If you want the literal character $ in your command, you must escape it: \$

Edit: afaik my answer does not change based on the fact that this is fish instead of bash or zsh. The $ is outside of the single quotes, and is thus being interpreted as an env var anchor.

They are using fish, FYI. Not sure how much of a difference this makes.

Fish is different ?

Of course. It could work totally different from bash.

To be fair I saw some cool fish stuff and thought about using it but when maintaining a few thousand servers with bash its not viable to load an alternative shell to all of them.

The actual folder is 'folder'$'\003' .

In that case, I think you want

rm -rf "'folder'\$'\\003'"

Note the double escape before 003, which will render to the character literal \

Alternatively, start typing

rm -rf \'fo

And then hit tab until fish autocompletes the directory you want to kill, and run it.

Side note: i would absolutely not tolerate directories named like that lol

Thanks for the tip.

Is this some school task...? Why is there a folder with such a name 😅

Apparently yes. I'm learning things on my own.

how did you decide which parts to quote..?

I simply copied down the commands in the lesson.

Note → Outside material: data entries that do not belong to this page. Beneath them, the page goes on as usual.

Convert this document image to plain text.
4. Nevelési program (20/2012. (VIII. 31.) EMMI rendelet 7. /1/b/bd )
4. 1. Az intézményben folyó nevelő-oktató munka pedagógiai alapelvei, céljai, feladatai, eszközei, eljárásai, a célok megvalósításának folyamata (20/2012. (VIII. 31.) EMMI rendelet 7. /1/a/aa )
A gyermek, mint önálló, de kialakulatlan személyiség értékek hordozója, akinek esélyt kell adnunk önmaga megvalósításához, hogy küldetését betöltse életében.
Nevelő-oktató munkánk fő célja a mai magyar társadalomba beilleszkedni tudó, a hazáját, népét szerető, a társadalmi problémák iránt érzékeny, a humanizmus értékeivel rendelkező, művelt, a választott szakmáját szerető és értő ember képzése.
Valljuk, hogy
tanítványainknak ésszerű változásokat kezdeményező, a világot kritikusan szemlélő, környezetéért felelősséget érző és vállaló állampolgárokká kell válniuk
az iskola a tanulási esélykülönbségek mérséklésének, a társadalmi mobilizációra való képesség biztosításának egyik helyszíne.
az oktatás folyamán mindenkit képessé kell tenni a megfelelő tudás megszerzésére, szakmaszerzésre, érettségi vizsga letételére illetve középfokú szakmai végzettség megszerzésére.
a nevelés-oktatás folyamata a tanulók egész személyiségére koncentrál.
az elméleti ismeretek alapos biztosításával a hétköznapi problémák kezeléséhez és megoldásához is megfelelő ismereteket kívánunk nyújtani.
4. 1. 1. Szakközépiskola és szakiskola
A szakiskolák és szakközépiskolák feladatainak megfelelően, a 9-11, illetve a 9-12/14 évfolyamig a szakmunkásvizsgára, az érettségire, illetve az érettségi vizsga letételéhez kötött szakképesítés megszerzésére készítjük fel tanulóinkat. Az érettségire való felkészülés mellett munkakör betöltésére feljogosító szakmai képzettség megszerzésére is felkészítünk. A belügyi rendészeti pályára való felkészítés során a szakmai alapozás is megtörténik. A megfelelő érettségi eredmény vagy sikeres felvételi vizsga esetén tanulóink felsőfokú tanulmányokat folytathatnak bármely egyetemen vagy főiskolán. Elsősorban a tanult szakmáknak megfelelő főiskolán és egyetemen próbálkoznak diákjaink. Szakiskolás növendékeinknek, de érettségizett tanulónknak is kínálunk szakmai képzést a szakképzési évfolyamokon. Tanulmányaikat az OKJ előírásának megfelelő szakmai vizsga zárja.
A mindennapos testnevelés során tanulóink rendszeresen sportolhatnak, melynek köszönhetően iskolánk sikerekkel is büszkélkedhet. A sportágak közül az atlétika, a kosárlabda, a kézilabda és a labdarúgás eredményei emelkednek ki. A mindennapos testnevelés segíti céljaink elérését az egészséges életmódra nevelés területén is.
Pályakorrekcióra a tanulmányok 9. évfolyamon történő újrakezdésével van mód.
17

fish expected a variable name after $

This syntax works for me on Bash and Zsh. Your shell might have a different way of writing escape sequences.

Bash and Zsh are identical ??

They are not identical, but more they are quite compatible, most of Bash syntax and built-in commands work on Zsh as well. From what I’ve heard, Fish differs from them a lot. I use primarily Zsh, but sometimes run Bash if I need it for something (before ** started working on Zsh, I used Bash globstar when I needed it, for example).